For the Lent Course this year we will have a marvellous guide – Mark Oakley – who writes with such humanity, depth and humour about the poetic voice. For him poetry reaches out to our soul and ‘helps us eavesdrop on ourselves’. It ‘turns the full stops of our lives into commas’ and is ‘a life rope which helps us from drowning in our own shallows’. His subject is George Herbert who teaches us that God is the loving friend of human beings who takes us by the hand and invites us to sit down and ‘taste my meat’.

Can poetry help us pursue a path of peace? Can it change the full stops of our inbuilt violence into commas of mercy? We may not be able to say yes to these questions with any certainty but the fact that poetry exists does change things.

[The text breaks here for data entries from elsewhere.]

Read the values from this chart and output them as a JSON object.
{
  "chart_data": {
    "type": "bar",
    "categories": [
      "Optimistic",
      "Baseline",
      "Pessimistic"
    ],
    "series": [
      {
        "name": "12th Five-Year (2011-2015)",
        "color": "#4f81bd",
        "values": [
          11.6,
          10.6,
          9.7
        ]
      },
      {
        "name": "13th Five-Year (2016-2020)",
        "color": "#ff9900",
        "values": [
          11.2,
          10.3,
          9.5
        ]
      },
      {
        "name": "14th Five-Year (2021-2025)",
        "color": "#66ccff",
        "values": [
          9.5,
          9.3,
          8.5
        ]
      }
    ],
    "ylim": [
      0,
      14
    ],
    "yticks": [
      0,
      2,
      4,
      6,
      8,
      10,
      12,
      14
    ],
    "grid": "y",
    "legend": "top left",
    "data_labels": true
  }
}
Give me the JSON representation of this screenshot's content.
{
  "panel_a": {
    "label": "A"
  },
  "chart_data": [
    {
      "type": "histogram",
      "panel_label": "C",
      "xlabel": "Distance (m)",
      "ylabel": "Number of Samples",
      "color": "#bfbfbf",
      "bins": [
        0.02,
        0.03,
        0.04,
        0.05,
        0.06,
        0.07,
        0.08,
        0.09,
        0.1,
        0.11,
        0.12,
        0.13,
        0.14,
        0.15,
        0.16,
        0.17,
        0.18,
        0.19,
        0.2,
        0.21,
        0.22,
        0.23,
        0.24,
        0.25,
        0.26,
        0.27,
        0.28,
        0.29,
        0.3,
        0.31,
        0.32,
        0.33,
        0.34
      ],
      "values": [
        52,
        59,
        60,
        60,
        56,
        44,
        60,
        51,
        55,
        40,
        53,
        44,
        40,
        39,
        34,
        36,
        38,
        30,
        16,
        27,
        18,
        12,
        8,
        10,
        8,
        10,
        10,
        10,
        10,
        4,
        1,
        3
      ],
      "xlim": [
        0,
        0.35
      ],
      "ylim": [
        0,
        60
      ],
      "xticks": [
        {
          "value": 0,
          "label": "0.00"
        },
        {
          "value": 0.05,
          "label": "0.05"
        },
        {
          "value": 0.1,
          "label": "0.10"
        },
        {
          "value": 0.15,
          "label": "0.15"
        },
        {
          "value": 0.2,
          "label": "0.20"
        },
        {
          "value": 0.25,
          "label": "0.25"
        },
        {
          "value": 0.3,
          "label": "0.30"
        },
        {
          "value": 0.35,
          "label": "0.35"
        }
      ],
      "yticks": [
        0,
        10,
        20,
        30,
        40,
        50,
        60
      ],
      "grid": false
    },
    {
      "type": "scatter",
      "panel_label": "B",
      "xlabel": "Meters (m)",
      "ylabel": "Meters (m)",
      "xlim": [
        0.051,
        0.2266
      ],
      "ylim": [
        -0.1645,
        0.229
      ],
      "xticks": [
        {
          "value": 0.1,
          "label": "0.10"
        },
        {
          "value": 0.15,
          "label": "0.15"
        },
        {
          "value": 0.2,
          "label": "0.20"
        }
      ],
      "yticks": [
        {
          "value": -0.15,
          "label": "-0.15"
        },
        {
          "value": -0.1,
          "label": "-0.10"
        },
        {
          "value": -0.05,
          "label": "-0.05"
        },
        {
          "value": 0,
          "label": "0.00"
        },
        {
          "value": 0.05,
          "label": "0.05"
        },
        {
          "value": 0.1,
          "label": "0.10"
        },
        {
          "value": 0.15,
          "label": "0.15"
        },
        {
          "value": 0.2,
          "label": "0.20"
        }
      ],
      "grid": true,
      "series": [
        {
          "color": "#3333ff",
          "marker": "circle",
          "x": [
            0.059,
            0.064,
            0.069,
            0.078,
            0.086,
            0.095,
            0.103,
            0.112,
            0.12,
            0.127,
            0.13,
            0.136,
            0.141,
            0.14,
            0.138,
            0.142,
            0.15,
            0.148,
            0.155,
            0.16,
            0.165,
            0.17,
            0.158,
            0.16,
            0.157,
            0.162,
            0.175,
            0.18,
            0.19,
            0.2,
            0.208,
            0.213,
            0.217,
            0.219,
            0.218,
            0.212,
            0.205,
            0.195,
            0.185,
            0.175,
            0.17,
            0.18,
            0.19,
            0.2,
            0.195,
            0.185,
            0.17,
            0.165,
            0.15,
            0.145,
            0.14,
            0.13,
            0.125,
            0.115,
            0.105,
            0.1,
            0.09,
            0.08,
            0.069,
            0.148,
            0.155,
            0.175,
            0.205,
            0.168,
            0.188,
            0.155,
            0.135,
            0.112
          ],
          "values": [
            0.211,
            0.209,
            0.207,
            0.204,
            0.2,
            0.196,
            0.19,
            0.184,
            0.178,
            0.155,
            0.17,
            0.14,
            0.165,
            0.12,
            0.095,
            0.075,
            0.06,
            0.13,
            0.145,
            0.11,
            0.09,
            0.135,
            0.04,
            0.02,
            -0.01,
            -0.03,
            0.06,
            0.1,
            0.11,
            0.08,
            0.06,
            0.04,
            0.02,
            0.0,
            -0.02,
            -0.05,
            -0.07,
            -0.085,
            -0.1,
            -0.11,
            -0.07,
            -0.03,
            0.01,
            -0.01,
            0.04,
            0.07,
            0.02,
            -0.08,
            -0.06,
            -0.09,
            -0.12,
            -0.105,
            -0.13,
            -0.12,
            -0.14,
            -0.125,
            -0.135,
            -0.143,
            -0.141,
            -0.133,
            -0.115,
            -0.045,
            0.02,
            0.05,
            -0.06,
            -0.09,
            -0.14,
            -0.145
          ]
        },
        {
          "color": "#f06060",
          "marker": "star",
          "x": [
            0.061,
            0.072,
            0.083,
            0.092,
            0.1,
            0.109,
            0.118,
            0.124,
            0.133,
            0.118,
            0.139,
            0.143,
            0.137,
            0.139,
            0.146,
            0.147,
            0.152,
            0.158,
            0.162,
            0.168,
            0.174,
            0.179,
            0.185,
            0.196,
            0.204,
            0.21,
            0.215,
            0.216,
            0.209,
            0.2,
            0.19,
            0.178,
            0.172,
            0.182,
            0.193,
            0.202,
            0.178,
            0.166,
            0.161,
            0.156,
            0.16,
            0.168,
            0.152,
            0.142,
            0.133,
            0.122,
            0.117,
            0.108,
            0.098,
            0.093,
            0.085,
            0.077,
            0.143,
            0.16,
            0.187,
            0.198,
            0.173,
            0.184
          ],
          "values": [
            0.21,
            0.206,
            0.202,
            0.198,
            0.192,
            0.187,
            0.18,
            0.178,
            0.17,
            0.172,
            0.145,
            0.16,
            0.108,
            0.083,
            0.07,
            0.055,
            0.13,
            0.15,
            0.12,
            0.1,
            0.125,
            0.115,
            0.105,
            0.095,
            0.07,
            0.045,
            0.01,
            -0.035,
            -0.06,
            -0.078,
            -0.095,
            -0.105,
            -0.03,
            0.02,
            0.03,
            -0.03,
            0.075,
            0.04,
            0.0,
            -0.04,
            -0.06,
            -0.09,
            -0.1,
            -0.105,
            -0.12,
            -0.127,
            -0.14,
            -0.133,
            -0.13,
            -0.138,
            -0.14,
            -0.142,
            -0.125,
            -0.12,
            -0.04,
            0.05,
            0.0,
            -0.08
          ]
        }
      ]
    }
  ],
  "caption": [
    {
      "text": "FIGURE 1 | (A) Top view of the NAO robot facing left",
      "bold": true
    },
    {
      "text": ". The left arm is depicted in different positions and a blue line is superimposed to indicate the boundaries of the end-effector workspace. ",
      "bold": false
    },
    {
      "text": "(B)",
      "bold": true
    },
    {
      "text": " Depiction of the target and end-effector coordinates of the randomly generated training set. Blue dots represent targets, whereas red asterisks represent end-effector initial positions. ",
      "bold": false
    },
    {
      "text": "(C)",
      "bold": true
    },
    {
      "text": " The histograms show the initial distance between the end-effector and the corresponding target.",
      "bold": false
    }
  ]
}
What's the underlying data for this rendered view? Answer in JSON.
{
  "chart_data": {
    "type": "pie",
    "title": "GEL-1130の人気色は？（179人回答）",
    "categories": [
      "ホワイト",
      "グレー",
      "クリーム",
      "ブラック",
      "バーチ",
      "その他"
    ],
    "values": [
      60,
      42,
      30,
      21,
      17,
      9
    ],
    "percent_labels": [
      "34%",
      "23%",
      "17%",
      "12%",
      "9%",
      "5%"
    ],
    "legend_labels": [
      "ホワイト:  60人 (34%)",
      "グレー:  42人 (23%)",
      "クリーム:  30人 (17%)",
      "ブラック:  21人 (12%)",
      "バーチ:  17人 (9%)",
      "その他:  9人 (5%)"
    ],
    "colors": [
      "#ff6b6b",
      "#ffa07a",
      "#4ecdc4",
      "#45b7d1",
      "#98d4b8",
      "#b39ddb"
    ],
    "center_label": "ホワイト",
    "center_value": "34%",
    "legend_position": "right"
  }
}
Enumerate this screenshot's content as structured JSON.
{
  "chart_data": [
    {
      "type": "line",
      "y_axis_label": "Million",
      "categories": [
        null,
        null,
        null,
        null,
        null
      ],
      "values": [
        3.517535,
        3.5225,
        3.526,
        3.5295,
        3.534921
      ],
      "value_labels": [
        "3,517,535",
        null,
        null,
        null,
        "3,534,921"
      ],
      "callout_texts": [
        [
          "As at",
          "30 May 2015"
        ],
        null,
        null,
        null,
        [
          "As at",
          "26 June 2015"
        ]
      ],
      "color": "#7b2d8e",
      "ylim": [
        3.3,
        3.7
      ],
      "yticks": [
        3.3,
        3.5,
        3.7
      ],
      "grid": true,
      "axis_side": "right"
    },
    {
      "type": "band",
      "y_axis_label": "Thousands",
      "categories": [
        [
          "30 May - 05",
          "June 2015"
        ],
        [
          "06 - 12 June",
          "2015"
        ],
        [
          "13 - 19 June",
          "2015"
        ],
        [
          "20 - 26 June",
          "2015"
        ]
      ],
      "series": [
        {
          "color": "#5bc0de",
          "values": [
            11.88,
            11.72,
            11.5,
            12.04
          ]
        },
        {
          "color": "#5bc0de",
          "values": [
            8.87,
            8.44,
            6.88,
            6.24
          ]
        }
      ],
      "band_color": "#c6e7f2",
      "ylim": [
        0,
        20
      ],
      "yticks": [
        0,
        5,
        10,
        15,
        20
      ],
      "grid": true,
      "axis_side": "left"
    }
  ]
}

I have been on several marches calling for peace in Gaza in recent weeks and found poetry a way to capture a memorable encounter during one of these ultimately hopeful actions:

Is something happening?
The tall man smiled at his own question.
A march, I said.
I was born in Nazareth, he said
As we emerged from Bank station,
And baptised in the church of the Holy Sepulchre in Jerusalem.
A dignified face.
I was a refugee at the age of four after the Nakba*.
We could only visit our family who remained every two years.
We parted as gently as we had met.

Jim Sikorski

*The Nakba, or catastrophe occurred in 1948 when half the Palestinian population were rendered refugees at the time of the founding of the state of Israel.